Among Google's range of models, the Gemini Pro belongs to the medium-sized model and is available to paid users. Gemini Flash debuted at Google I/O in May this year, and users can currently use it for free, and developers also have a certain amount of free API usage quota.
The focus of this Google model upgrade is mainly to reduce the price of 1.5 Pro by >50% (Gemini 1.5 Pro has a 64% reduction in the price of input tokens, a 52% reduction in the price of output tokens, and a 64% reduction in the price of incremental cache tokens, which is suitable for prompts less than 128K tokens, effective October 1, 2024), and a 2x increase in the rate limit for 1.5 Flash, from 1000 RPM to 2000 RPM.
The rate limit of the 1.5 Pro has been increased by about 3x, from 360 RPM to 1000 RPM, the output speed has been increased by 2x, the latency has been reduced by 3x, and the filter has switched to opt-in.
Google says the model has made some progress in math, long context windows, and visuals.
In the more challenging MMLU-Pro benchmarks, a performance improvement of about 7% was seen.
In Math and HiddenMath, an internally retained math contest problem set, both models achieved significant improvements of about 20%.
For visual and code use cases, both models also performed better in tests that assessed visual comprehension and Python code generation, with improvements ranging from about 2-7%.
Highlights of the Gemini model itself include long contexts and multimodal capabilities. Since Gemini Flash is partially free for developers, the new update may work well for some applications.
Ashutosh Srivastava, the former CEO of GroupM Asia Pacific on X, said he used Google Flash to build an app that was able to transcribe 13 minutes of long audio in 1 minute with high accuracy (and for free). In another application, he says the object detection function also performs well.
It can also be seen from the names of Gemini-1.5-Pro-002 and Gemini-1.5-Flash-002 that this update of Google Gemini is not a major version update, but more of an overall model upgrade.
Some netizens watched Google's update and felt that it was not worth being sniped by OpenAI......
OpenAI's GPT-4o update did not add overly eye-catching features, and it did not even fulfill the feature promise at the May conference (free for all users, as well as real-time inference across audio, video, and text).
Interestingly, Google's Logan Kilpatrick was responsible for the Gemini launch.
Logan Kilpatrick, the former head of developer relations at OpenAI, will switch to Google in 2024.

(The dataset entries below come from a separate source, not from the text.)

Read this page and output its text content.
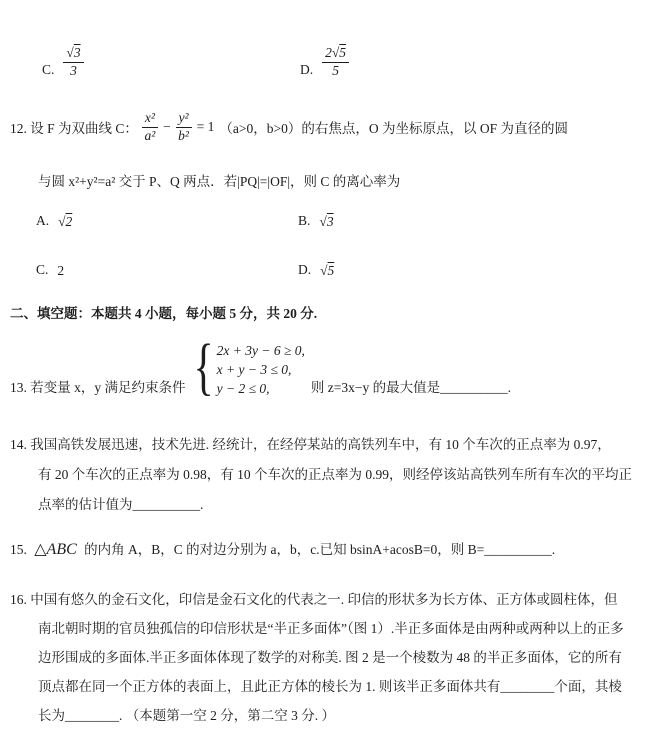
C. $\frac{√3}{3}$	D. $\frac{2√5}{5}$
12. 设 F 为双曲线 C： $\frac{\text{x²}}{\text{a²}} - \frac{\text{y²}}{\text{b²}} = 1$ （a>0，b>0）的右焦点，O 为坐标原点，以 OF 为直径的圆
与圆 x²+y²=a² 交于 P、Q 两点．若|PQ|=|OF|，则 C 的离心率为
A. √2	B. √3
C. 2	D. √5
二、填空题：本题共 4 小题，每小题 5 分，共 20 分.
13. 若变量 x，y 满足约束条件 { 2x + 3y − 6 ≥ 0,
x + y − 3 ≤ 0,
y − 2 ≤ 0,	则 z=3x−y 的最大值是__________.
14. 我国高铁发展迅速，技术先进. 经统计，在经停某站的高铁列车中，有 10 个车次的正点率为 0.97，
有 20 个车次的正点率为 0.98，有 10 个车次的正点率为 0.99，则经停该站高铁列车所有车次的平均正
点率的估计值为__________.
15. △ABC 的内角 A，B，C 的对边分别为 a，b，c.已知 bsinA+acosB=0，则 B=__________.
16. 中国有悠久的金石文化，印信是金石文化的代表之一. 印信的形状多为长方体、正方体或圆柱体，但
南北朝时期的官员独孤信的印信形状是“半正多面体”（图 1）.半正多面体是由两种或两种以上的正多
边形围成的多面体.半正多面体体现了数学的对称美. 图 2 是一个棱数为 48 的半正多面体，它的所有
顶点都在同一个正方体的表面上，且此正方体的棱长为 1. 则该半正多面体共有________个面，其棱
长为________. （本题第一空 2 分，第二空 3 分. ）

And turning around, this time Google released a new model, OpenAI released the advanced voice GPT-4o.
The timing of OpenAI's announcement may have another meaning - after foreign media reported that Meta will launch the audio dialogue feature of celebrity tones in Meta AI this week.

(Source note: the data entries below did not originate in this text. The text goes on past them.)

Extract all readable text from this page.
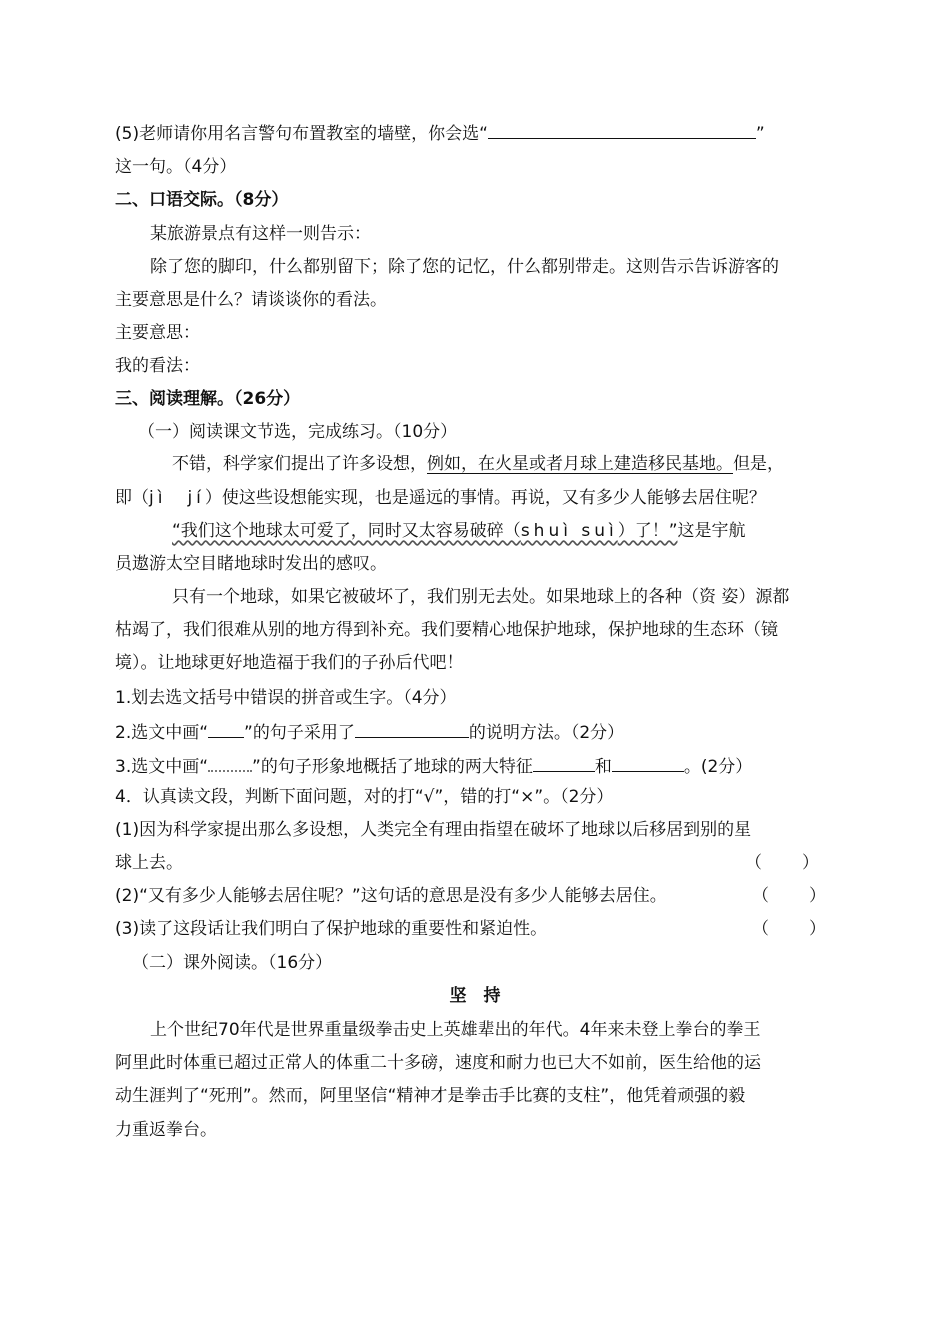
(5)老师请你用名言警句布置教室的墙壁，你会选“	”
这一句。（4分）
二、口语交际。（8分）
某旅游景点有这样一则告示：
除了您的脚印，什么都别留下；除了您的记忆，什么都别带走。这则告示告诉游客的
主要意思是什么？请谈谈你的看法。
主要意思：
我的看法：
三、阅读理解。（26分）
（一）阅读课文节选，完成练习。（10分）
不错，科学家们提出了许多设想，例如，在火星或者月球上建造移民基地。但是，
即（jì　jí）使这些设想能实现，也是遥远的事情。再说，又有多少人能够去居住呢？
“我们这个地球太可爱了，同时又太容易破碎（shuì suì）了！”这是宇航
员遨游太空目睹地球时发出的感叹。
只有一个地球，如果它被破坏了，我们别无去处。如果地球上的各种（资 姿）源都
枯竭了，我们很难从别的地方得到补充。我们要精心地保护地球，保护地球的生态环（镜
境）。让地球更好地造福于我们的子孙后代吧！
1.划去选文括号中错误的拼音或生字。（4分）
2.选文中画“ ”的句子采用了	的说明方法。（2分）
3.选文中画“	”的句子形象地概括了地球的两大特征	和	。(2分）
4．认真读文段，判断下面问题，对的打“√”，错的打“×”。（2分）
(1)因为科学家提出那么多设想，人类完全有理由指望在破坏了地球以后移居到别的星
球上去。	（ ）
(2)“又有多少人能够去居住呢？”这句话的意思是没有多少人能够去居住。	（ ）
(3)读了这段话让我们明白了保护地球的重要性和紧迫性。	（ ）
（二）课外阅读。（16分）
坚　持
上个世纪70年代是世界重量级拳击史上英雄辈出的年代。4年来未登上拳台的拳王
阿里此时体重已超过正常人的体重二十多磅，速度和耐力也已大不如前，医生给他的运
动生涯判了“死刑”。然而，阿里坚信“精神才是拳击手比赛的支柱”，他凭着顽强的毅
力重返拳台。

The market competition is still in full swing, and this kind of sniping is not going to become a daily routine - there is a certain Apple that continues to be hard and hard, and then OpenAI continues to hardcore Google.
The good thing is, regardless of the competition, technology does drive technology.
In the future, our interaction with AI will no longer be limited to voice, but also include more complex functional applications such as video and screen sharing, and they will even become our ideal AI assistants.